Lynn Murray, 62, was shopping at King Soopers, where a friend’s daughter had seen her. Word made it to her husband, John Mackenzie, who drove to the store and started texting his wife.
After getting no answer in about five minutes, “I just fell over in my chair,” he said, choking up.
Murray had a long career taking photos for magazines including Cosmopolitan and Vogue, Mackenzie said.
"She charmed the pants off me” when they met at a photography studio in New York City years ago, he said. Computer backgammon games soon evolved into a relationship and eventually, two children.
"She’s the kindest person I ever knew, hands down. She had an aura about her that was the coolest freakin’ thing you’d ever want to know. She was just a cool chick,” Mackenzie said. “She had it all together — she really did."
He said he spent hours consoling their children before he "lost it" Tuesday morning. Mackenzie offered a message:
"Don’t live in fear. My wife, none of the victims, would ever want you to live in fear. They’d want you to be bolder and live bolder. That’s what this place is about."

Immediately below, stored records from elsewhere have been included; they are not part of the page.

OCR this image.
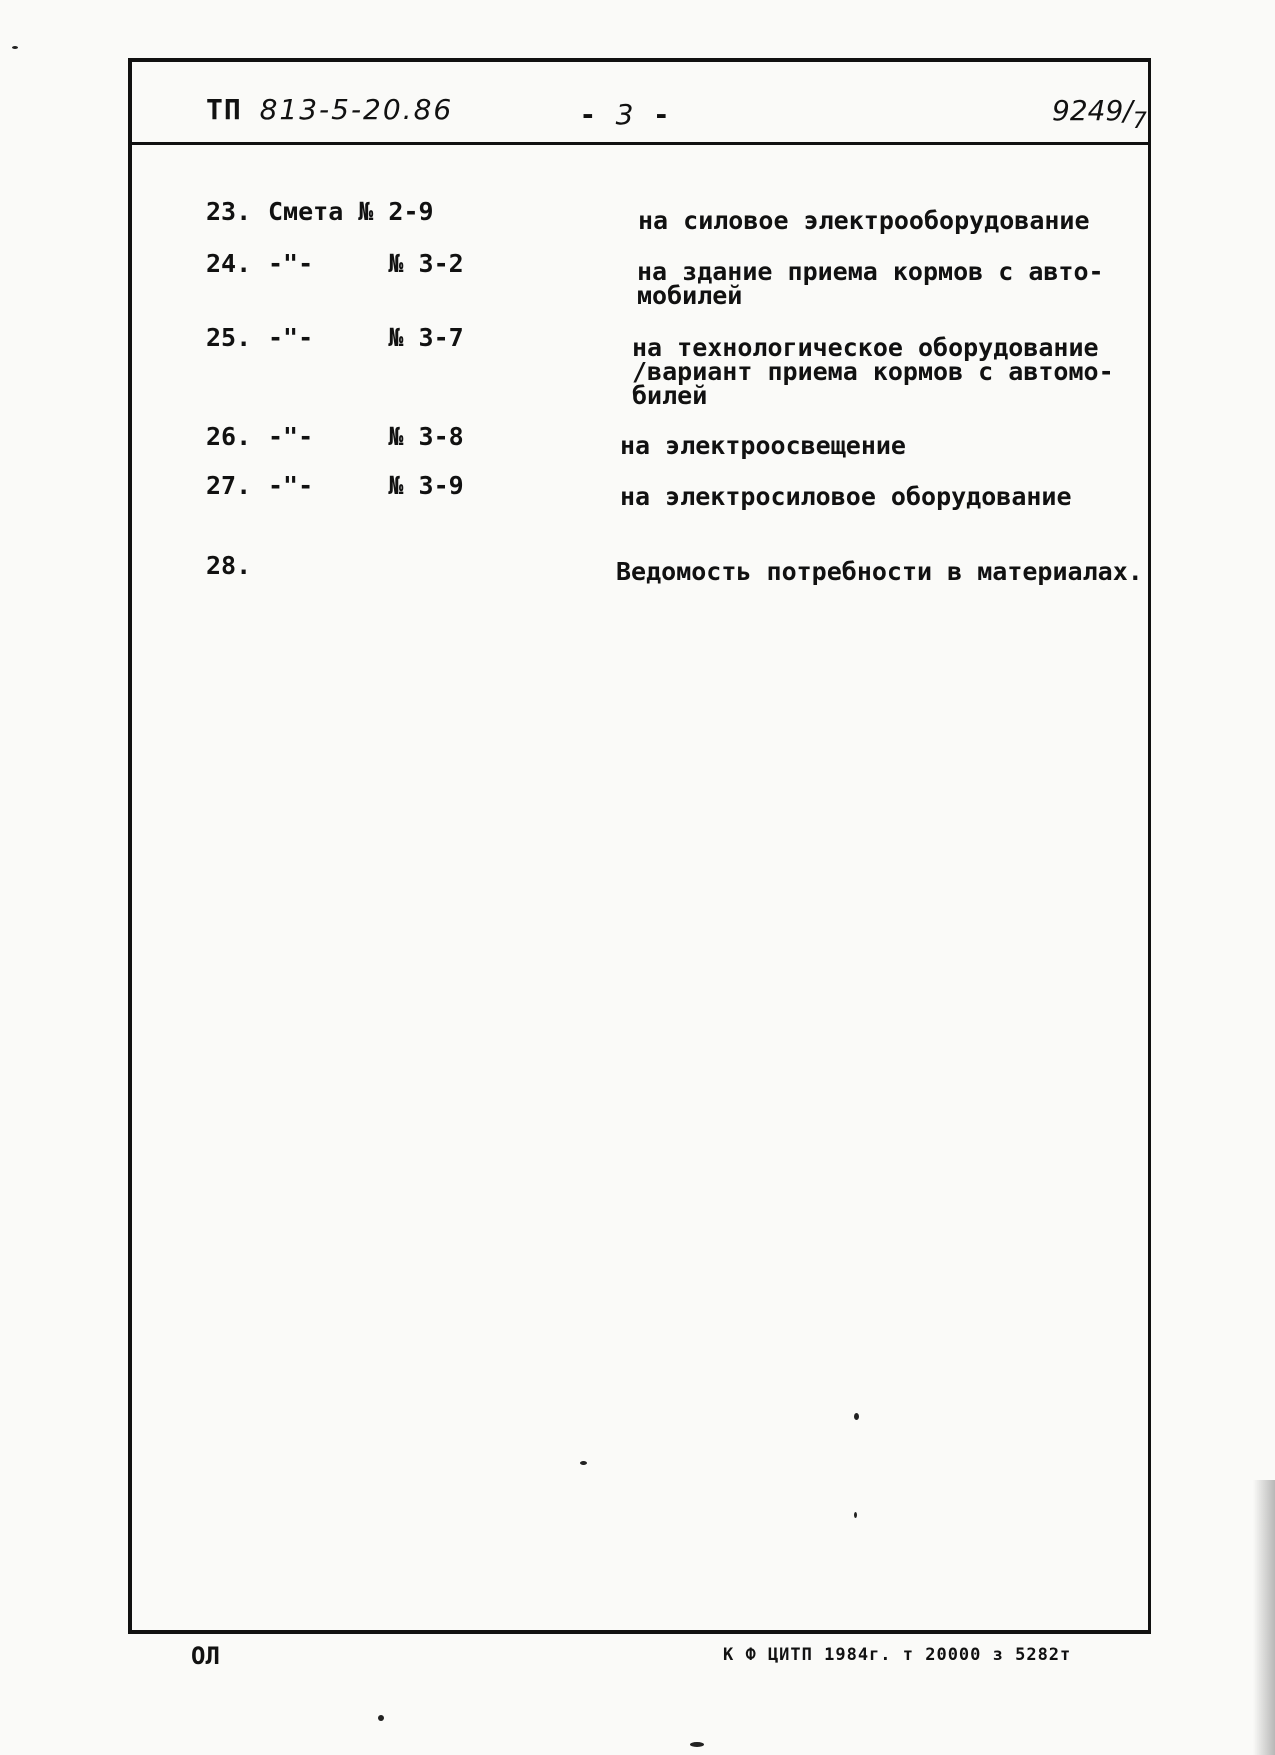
ТП 813-5-20.86	- 3 -	$9249/_7$
23. Смета № 2-9	на силовое электрооборудование
24. -"-     № 3-2	на здание приема кормов с авто-
мобилей
25. -"-     № 3-7	на технологическое оборудование
/вариант приема кормов с автомо-
билей
26. -"-     № 3-8	на электроосвещение
27. -"-     № 3-9	на электросиловое оборудование
28.	Ведомость потребности в материалах.
ОЛ	К Ф ЦИТП 1984г. т 20000 з 5282т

Neven Stanisic, 23, had come to the United States after his family fled Bosnia 20 years ago, The Denver Post reported. They attended a Serbian Orthodox Church in a suburb of Boulder. Stanisic had two jobs, one for a maintenance company that repaired machines for Starbucks and other stores, The Colorado Sun reported. He had been at a Starbucks inside the King Soopers grocery store to fix a coffee machine, and was killed sitting in his vehicle in the parking lot, one of the priests said.
Tralona Bartkowiak, 49, managed a yoga and festival clothing store in Boulder called Umba that her sister started, her brother told The New York Times. Originally from California, she had rented a house outside of Boulder and was recently engaged. She had gone to the King Soopers to get a prescription.